12+
Детство моё золотое

Объем: 42 бумажных стр.

Формат: epub, fb2, pdfRead, mobi

Подробнее

Предисловие

Однажды моя дочка Аленка сказала мне:

— Мама! Напиши и про меня!

— Что же про тебя написать?

— Как я была маленькая… И как тогда всё было хорошо! Какие мы все были счастливые…

Я пообещала и вскоре забыла. Но Лена стала меня спрашивать:

— Ты уже начала писать? А вот про это тоже напишешь?..

Я зачитывала её написанное, и она или одобряла, или уточняла, поправляла:

— Нет, тогда было не совсем так… А вот это надо перенести вперёд…

Вот так и получилось, что мы работали над рукописью вместе: это была идея Аленки, она меня вдохновляла, заставляла, напоминала некоторые эпизоды, уточняла детали, даже помогала выстраивать композиционно. Одним словом, эта небольшая повесть о детстве моей дочери Лены написана мною в соавторстве с нею — главной героиней.

Признаюсь ещё, что я втайне думала: если она когда-либо останется без меня, то ей ведь захочется с кем-то поделиться сокровенным, рассказать о себе. Но говорить она почти не может — у неё парализован и язык, чужим её не понять… Тогда она сможет дать близкому человеку, если такой окажется рядом, почитать эту маленькую повесть о своем счастливом детстве.

Детство золотое

«Невозвратное золотое время детства

с его чистым упоением всем, что существует в мире и что есть добро и благо»

С. Т. Аксаков

Летом 1973 года на Ивана Купала отшумела свадьба Анатолия и Лидии. Он — лейтенант, только что окончивший военно-морское училище в Севастополе, а я — учительница в средней школе Алупки — райского уголка на южном берегу Крыма недалеко от Ялты. После свадьбы мы уехали к месту службы мужа в Североморск за Мурманском.

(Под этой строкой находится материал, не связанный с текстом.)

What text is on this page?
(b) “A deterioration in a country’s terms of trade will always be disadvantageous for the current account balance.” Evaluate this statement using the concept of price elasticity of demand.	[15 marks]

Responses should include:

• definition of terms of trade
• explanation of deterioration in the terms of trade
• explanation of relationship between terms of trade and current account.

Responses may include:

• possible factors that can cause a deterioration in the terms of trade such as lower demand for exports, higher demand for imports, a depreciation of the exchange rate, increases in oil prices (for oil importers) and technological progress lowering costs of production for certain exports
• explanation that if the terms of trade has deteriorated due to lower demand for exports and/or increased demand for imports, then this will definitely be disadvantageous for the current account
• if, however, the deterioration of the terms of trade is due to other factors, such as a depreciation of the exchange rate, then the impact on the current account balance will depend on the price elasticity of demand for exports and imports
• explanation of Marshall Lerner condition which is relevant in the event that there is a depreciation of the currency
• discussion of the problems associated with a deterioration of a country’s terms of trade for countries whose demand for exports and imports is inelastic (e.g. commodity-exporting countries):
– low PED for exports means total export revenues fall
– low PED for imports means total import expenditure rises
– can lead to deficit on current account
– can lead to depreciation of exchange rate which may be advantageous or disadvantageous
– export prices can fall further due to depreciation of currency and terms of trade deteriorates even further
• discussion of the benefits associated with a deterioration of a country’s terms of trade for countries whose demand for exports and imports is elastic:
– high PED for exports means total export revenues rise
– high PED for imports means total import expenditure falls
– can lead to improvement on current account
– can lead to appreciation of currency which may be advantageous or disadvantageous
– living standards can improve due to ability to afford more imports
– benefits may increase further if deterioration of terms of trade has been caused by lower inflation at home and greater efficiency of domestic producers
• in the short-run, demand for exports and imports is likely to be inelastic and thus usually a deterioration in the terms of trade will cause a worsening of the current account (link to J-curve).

Там, в Заполярье, три зимних месяца нет солнца — стоит полярная ночь с фантастическими переливами северного сияния. А летом солнце три месяца совсем не уходит за горизонт, но все равно земля оттаивает лишь на полметра.

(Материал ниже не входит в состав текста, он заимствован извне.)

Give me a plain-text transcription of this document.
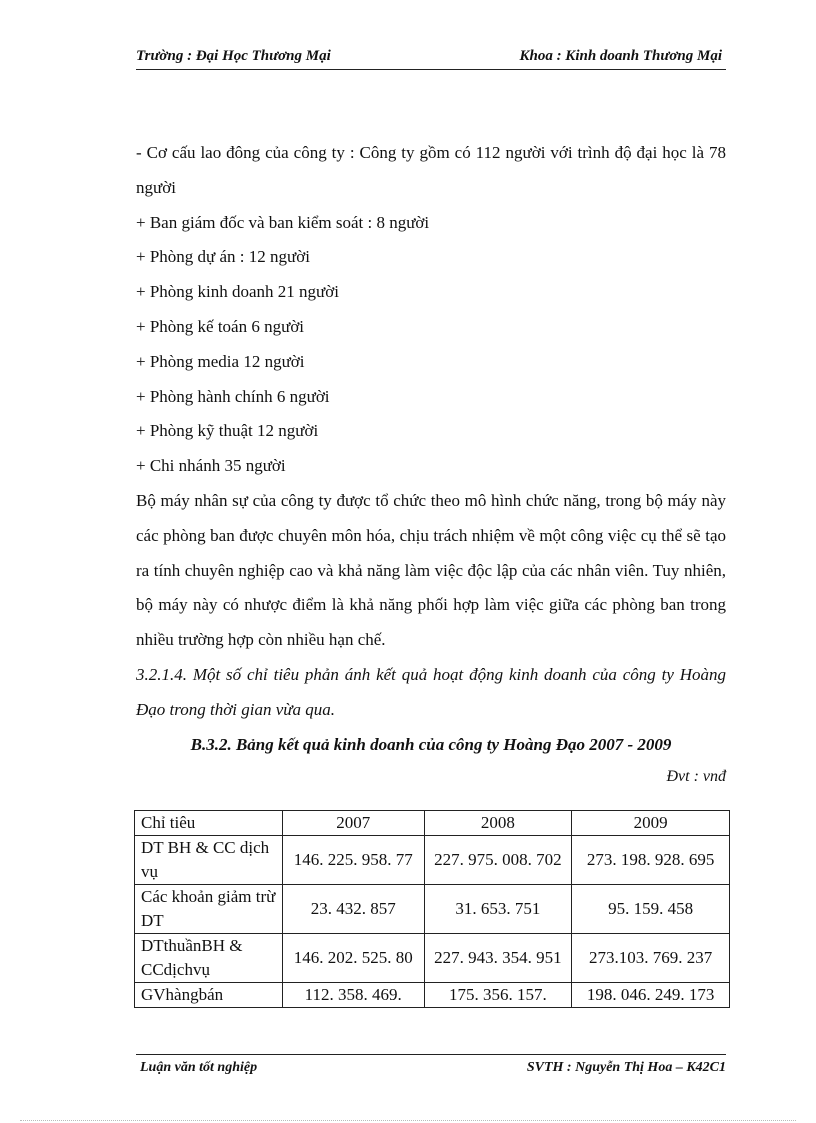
Trường : Đại Học Thương Mại	Khoa : Kinh doanh Thương Mại

- Cơ cấu lao đông của công ty : Công ty gồm có 112 người với trình độ đại học là 78 người

+ Ban giám đốc và ban kiểm soát : 8 người

+ Phòng dự án : 12 người

+ Phòng kinh doanh 21 người

+ Phòng kế toán 6 người

+ Phòng media 12 người

+ Phòng hành chính 6 người

+ Phòng kỹ thuật 12 người

+ Chi nhánh 35 người

Bộ máy nhân sự của công ty được tổ chức theo mô hình chức năng, trong bộ máy này các phòng ban được chuyên môn hóa, chịu trách nhiệm về một công việc cụ thể sẽ tạo ra tính chuyên nghiệp cao và khả năng làm việc độc lập của các nhân viên. Tuy nhiên, bộ máy này có nhược điểm là khả năng phối hợp làm việc giữa các phòng ban trong nhiều trường hợp còn nhiều hạn chế.

3.2.1.4. Một số chỉ tiêu phản ánh kết quả hoạt động kinh doanh của công ty Hoàng Đạo trong thời gian vừa qua.

B.3.2. Bảng kết quả kinh doanh của công ty Hoàng Đạo 2007 - 2009

Đvt : vnđ

Chỉ tiêu	2007	2008	2009
DT BH & CC dịch vụ	146. 225. 958. 77	227. 975. 008. 702	273. 198. 928. 695
Các khoản giảm trừ DT	23. 432. 857	31. 653. 751	95. 159. 458
DTthuầnBH & CCdịchvụ	146. 202. 525. 80	227. 943. 354. 951	273.103. 769. 237
GVhàngbán	112. 358. 469.	175. 356. 157.	198. 046. 249. 173
Luận văn tốt nghiệp	SVTH : Nguyễn Thị Hoa – K42C1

Мои ученики десятиклассники писали: — Лидия Ивановна, вы как декабристка! С райского уголка Крыма на крайний Север! Но за любимым — хоть за край света не страшно.

Алупка. Парк у Воронцовского дворца. Вид на Ай-Петри

Анатолий служил в ракетной части, расположенной в скалах. Там заряжали и подавали новейшие ракеты на корабли и подлодки, которые шли в Атлантику на боевые дежурства. Первый год для мужа был очень трудным: в училище они были на высоте: пятый курс, мастера спорта по гребле! А здесь — «салага», командир очень строгий, хотя позже муж его благодарил за науку.

Сначала мы жили в гостинице, потом снимали комнату. Наконец дали квартирку в финском домике по ул. Матросской на восточной окраине, возле самых сопок, покрытыми чахлыми берёзками и сосенками — полный контраст с Воронцовским дворцом на берегу южного моря, с парком и его роскошными платанами, пальмами, кипарисами и магнолиями.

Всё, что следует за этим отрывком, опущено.